L'artiste connaît mieux que quiconque sa propre voix et de nos jours les « spécialistes » confondent un peu tout et se trompent sur les chanteurs. Je le répète très sérieusement, celui qui perd sa voix, c'est qu'il l'a cherché : écouter les chanteurs wagnériens des années trente, aucun ne hurlaient, tous chantaient de manière extrêmement contrôlée, nuancée et lyrique.
L’autre rencontre importante est celle que vous avez faite avec l’opéra français dont vous appréciez l’écriture et les couleurs : La muette de Portici, Guillaume Tell, Le pré aux clercs, Faust, Les contes d’Hoffmann, Les Martyrs et tant d’autres ; là aussi votre répertoire est vaste. Ne craignez-vous pas de brouiller les pistes auprès du public ?
M.S. : Je vois ce que vous voulez dire... Mais le public doit essayer de nous comprendre et accepter ce que l'on réalise ; je fais attention à Verdi et à Puccini parce que tout le monde pense qu'avec des kilos en trop un artiste est en mesure de chanter correctement tous les rôles qu'ils ont composés. Pour moi les registres contrastés ne me sont pas interdits, je n'ai peur ni des intervalles, ni des écarts, ni des aigus, car j'ai habitué ma voix, travaillé Rossini avant de me diriger vers Mozart, ai pris mon temps, sans brusquer mon instrument et aujourd’hui les répertoires qui semblent opposés ne me posent aucun problème. Nous devons également éduquer les mélomanes à écouter Halévy, Auber pour qu'ils acceptent d'entendre Carmen autrement que chantée par des voix de stentors.
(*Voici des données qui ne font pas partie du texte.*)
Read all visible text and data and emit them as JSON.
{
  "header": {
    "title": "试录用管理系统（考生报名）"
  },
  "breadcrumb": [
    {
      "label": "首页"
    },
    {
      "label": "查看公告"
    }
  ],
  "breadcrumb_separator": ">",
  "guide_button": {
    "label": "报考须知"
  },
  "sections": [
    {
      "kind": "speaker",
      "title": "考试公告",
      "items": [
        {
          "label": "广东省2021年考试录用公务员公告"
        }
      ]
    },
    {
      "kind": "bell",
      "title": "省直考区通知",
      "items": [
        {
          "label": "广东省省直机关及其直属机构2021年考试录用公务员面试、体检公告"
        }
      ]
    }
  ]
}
Vous êtes aujourd’hui réputé et attendu pour votre virtuosité, vos graves profonds et vos aigus stratosphériques qui vous permettent des sauts d’octave vertigineux. Après Andrea Nozzari et Adolphe Nourrit vous allez ressusciter cette année Gilbert Duprez avec un nouvel album gravé pour Opera Rara. Pouvez-vous nous parler de ce projet et des particularités de ce célèbre interprète ?
M.S. : Oui, dans deux semaines je serai en studio. Duprez était un chanteur extraordinaire, sans doute le plus révolutionnaire parmi les trois que vous avez cités, celui qui a modifié la technique vocale en profondeur ; il a changé la perception qu'avait avant lui le public, sans pour autant être parfaitement compris ; il était célèbre en son temps pour son « ut de poitrine », mais si vous regardez bien les partitions, cette note était écrite avant qu'il ne la rende fameuse. Lui, l'a simplement transcendée car il était plus porté que ses prédécesseurs sur la technique, ce qui ne l'a pas empêché d'avoir une carrière assez brève.
De nos jours nous avons accès à tous les disques, à une grande quantité de témoignages du passé et n'avons qu'à faire notre marché, en essayant ce que d'autres avant nous ont mis des années à élaborer, ce qui était impossible au XVIIIème et au XIXème siècles où tout s'inventait. Les orchestres étaient moins puissants aussi et l'acoustique n'était pas la même. Tout a changé et s'est accéléré depuis les années soixante ; on veut plus de son et on fait moins attention à la technique. Caruso lui aussi a été mal compris en son temps, si vous l'écoutez attentivement sur disque vous vous rendez compte de la qualité de sa technique, de son chant jamais forcé et de son style hérité des règles du bel canto.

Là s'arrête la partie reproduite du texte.